Medically Reviewed by Dr. K on 26 March 2021
Types of Breast Cancer
Hormone Receptor-Positive Breast Cancer
ER-positive breast cancer accounts for almost 80% of all breast cancers. That means that cancer cells respond to oestrogen by growing. About 65% of these are also “PR-positive.” Another hormone, progesterone, causes them to develop.
It's called hormone-receptor-positive if your breast cancer has a large amount of oestrogen or progesterone receptors.
ER/PR-positive tumours are significantly more likely to respond to hormone therapy than ER/PR-negative tumours.
Once the surgery, chemotherapy, and radiation therapies are completed, you will be eligible for hormone therapy. By suppressing the influence of oestrogen, these medications may help prevent the cancer from recurring. They do this in a variety of ways.
- Tamoxifen (Nolvadex) acts by blocking hormone receptors and preventing hormones from binding to them, which helps to prevent cancer from returning. It can be used for up to 5 years following initial breast cancer treatment.
- Aromatase inhibitors are a form of medication that inhibits the synthesis of oestrogen. Anastrozole (Arimidex), exemestane (Aromasin), and letrozole (Femara) are some of them. They are only recommended to people who have already completed menopause. Fulvestrant (Faslodex) is an oestrogen-blocking and oestrogen-damaging drug that is often used to treat metastatic breast cancer. Toremifene (Fareston) is an oestrogen receptor antagonist that may be used to treat certain patients with metastatic breast cancer.
- Abemaciclib (Verzenio), palbociclib (Ibrance), and ribociclib (Kisqali) are CDK 4/6 antagonists that are often combined with aromatase inhibitors or the hormone therapy fulvestrant (Faslodex).
HER2-Positive Breast Cancer
The cells of around 20% of breast cancers produce so much of a protein called HER2. These cancers are usually aggressive and rapidly spread.
The targeted medication trastuzumab (Herceptin) has been shown to significantly minimise the likelihood of the cancer returning in women with HER2-positive breast cancers. This drug is given to women with breast cancer that has spread to other places following surgery, along with chemotherapy. It may also be used to treat breast cancer in the early stages. However, there is a small but possible chance of heart and lung injury.

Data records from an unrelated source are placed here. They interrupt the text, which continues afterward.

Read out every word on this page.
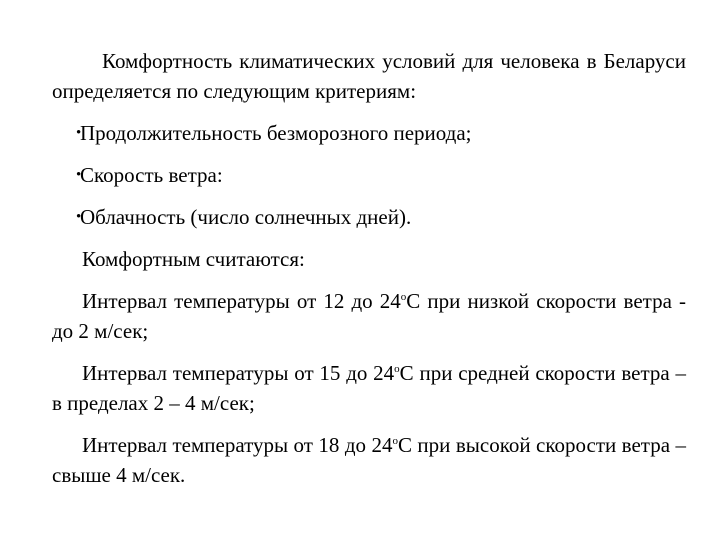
Комфортность климатических условий для человека в Беларуси определяется по следующим критериям:

•
Продолжительность безморозного периода;
•
Скорость ветра:
•
Облачность (число солнечных дней).

Комфортным считаются:

Интервал температуры от 12 до $24^оС$ при низкой скорости ветра - до 2 м/сек;

Интервал температуры от 15 до $24^оС$ при средней скорости ветра – в пределах 2 – 4 м/сек;

Интервал температуры от 18 до $24^оС$ при высокой скорости ветра – свыше 4 м/сек.
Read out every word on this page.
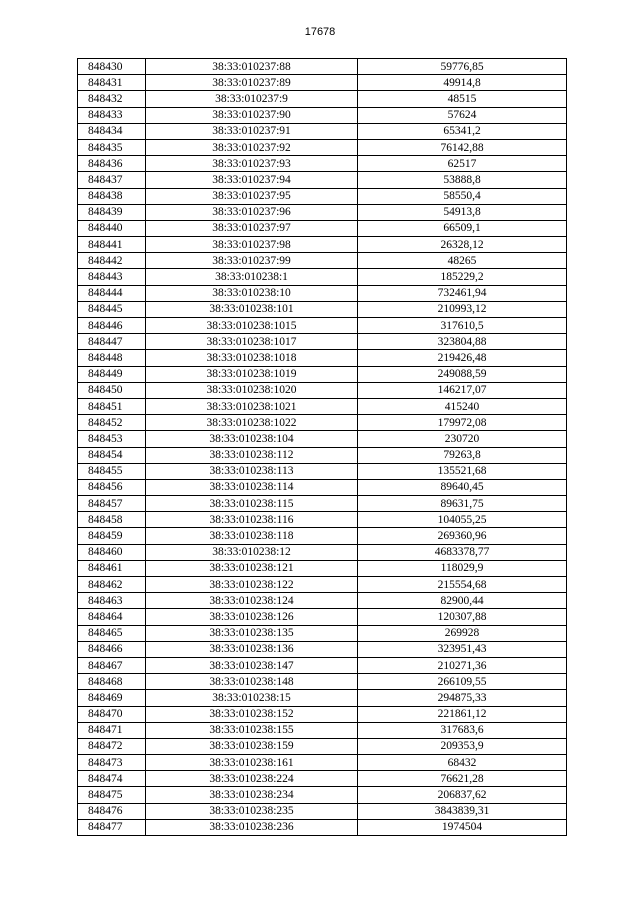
17678
848430	38:33:010237:88	59776,85
848431	38:33:010237:89	49914,8
848432	38:33:010237:9	48515
848433	38:33:010237:90	57624
848434	38:33:010237:91	65341,2
848435	38:33:010237:92	76142,88
848436	38:33:010237:93	62517
848437	38:33:010237:94	53888,8
848438	38:33:010237:95	58550,4
848439	38:33:010237:96	54913,8
848440	38:33:010237:97	66509,1
848441	38:33:010237:98	26328,12
848442	38:33:010237:99	48265
848443	38:33:010238:1	185229,2
848444	38:33:010238:10	732461,94
848445	38:33:010238:101	210993,12
848446	38:33:010238:1015	317610,5
848447	38:33:010238:1017	323804,88
848448	38:33:010238:1018	219426,48
848449	38:33:010238:1019	249088,59
848450	38:33:010238:1020	146217,07
848451	38:33:010238:1021	415240
848452	38:33:010238:1022	179972,08
848453	38:33:010238:104	230720
848454	38:33:010238:112	79263,8
848455	38:33:010238:113	135521,68
848456	38:33:010238:114	89640,45
848457	38:33:010238:115	89631,75
848458	38:33:010238:116	104055,25
848459	38:33:010238:118	269360,96
848460	38:33:010238:12	4683378,77
848461	38:33:010238:121	118029,9
848462	38:33:010238:122	215554,68
848463	38:33:010238:124	82900,44
848464	38:33:010238:126	120307,88
848465	38:33:010238:135	269928
848466	38:33:010238:136	323951,43
848467	38:33:010238:147	210271,36
848468	38:33:010238:148	266109,55
848469	38:33:010238:15	294875,33
848470	38:33:010238:152	221861,12
848471	38:33:010238:155	317683,6
848472	38:33:010238:159	209353,9
848473	38:33:010238:161	68432
848474	38:33:010238:224	76621,28
848475	38:33:010238:234	206837,62
848476	38:33:010238:235	3843839,31
848477	38:33:010238:236	1974504
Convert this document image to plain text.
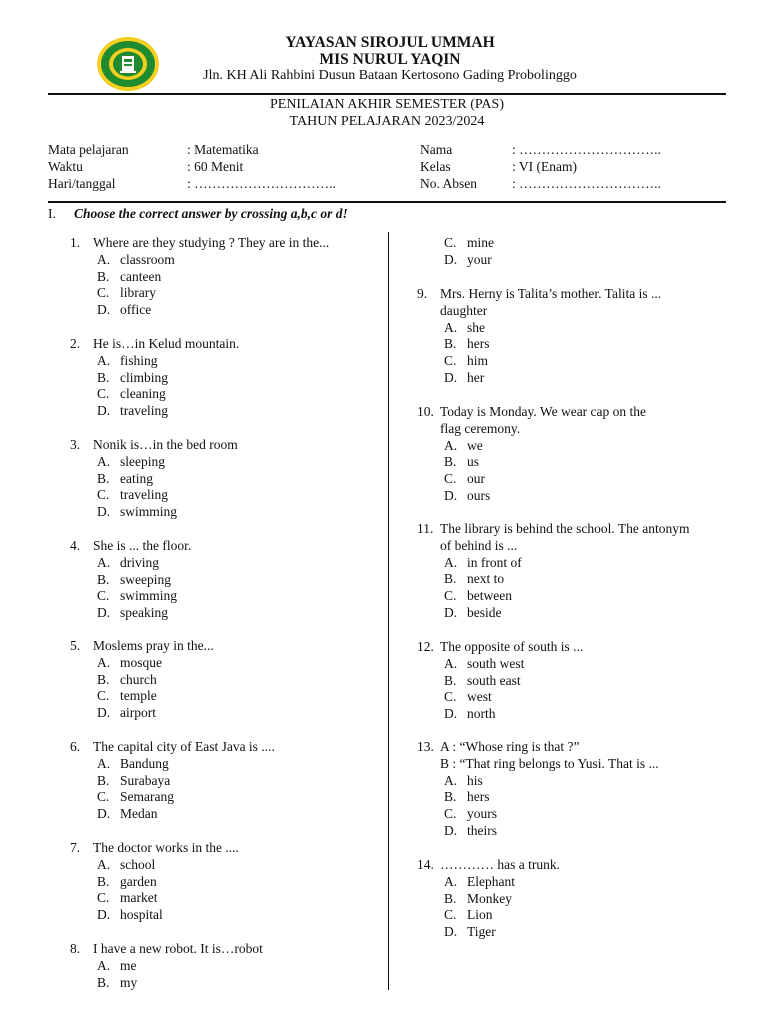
YAYASAN SIROJUL UMMAH
MIS NURUL YAQIN
Jln. KH Ali Rahbini Dusun Bataan Kertosono Gading Probolinggo
PENILAIAN AKHIR SEMESTER (PAS)
TAHUN PELAJARAN 2023/2024
Mata pelajaran	: Matematika
Waktu	: 60 Menit
Hari/tanggal	: …………………………..
Nama	: …………………………..
Kelas	: VI (Enam)
No. Absen	: …………………………..
I. Choose the correct answer by crossing a,b,c or d!
1. Where are they studying ? They are in the...
A. classroom
B. canteen
C. library
D. office
2. He is…in Kelud mountain.
A. fishing
B. climbing
C. cleaning
D. traveling
3. Nonik is…in the bed room
A. sleeping
B. eating
C. traveling
D. swimming
4. She is ... the floor.
A. driving
B. sweeping
C. swimming
D. speaking
5. Moslems pray in the...
A. mosque
B. church
C. temple
D. airport
6. The capital city of East Java is ....
A. Bandung
B. Surabaya
C. Semarang
D. Medan
7. The doctor works in the ....
A. school
B. garden
C. market
D. hospital
8. I have a new robot. It is…robot
A. me
B. my
C. mine
D. your
9. Mrs. Herny is Talita’s mother. Talita is ...
daughter
A. she
B. hers
C. him
D. her
10. Today is Monday. We wear cap on the
flag ceremony.
A. we
B. us
C. our
D. ours
11. The library is behind the school. The antonym
of behind is ...
A. in front of
B. next to
C. between
D. beside
12. The opposite of south is ...
A. south west
B. south east
C. west
D. north
13. A : “Whose ring is that ?”
B : “That ring belongs to Yusi. That is ...
A. his
B. hers
C. yours
D. theirs
14. ………… has a trunk.
A. Elephant
B. Monkey
C. Lion
D. Tiger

Other selective drugs are occasionally used in the treatment of HER2-positive breast cancer. There are some of them:
- Ado-trastuzumab emtansine (Kadcyla)
- Fam-trastuzumab deruxtecan-nxki (Enhertu)
- Lapatinib (Tykerb)
- Margetuximab (Margenza)
- Neratinib (Nerlynx)
- Pertuzumab (Perjeta)
- Tucatinib (Tukysa)
Triple-Negative Breast Cancer
Certain breast cancers (between 10% and 20%) are referred to as “triple-negative.", as they suppress oestrogen and progesterone receptors and do not overexpress the HER2 protein, Many of the breast cancers linked to the BRCA1 gene are triple-negative. Surgery, chemotherapy, and radiation are often used to treat them.
- Olaparib (Lynparza) and talazoparib (Talzenna) are targeted therapy drugs that can be used to treat patients with metastatic HER2-negative breast cancer that have a BRCA mutation. These medications work by inhibiting a protein known as PARP.
- Atezolizumab (Tecentriq) is an immunotherapy medication that is used in conjunction with the chemotherapy nab-paclitaxel (Abraxane) to block the protein PD-L1 in triple-negative breast cancers.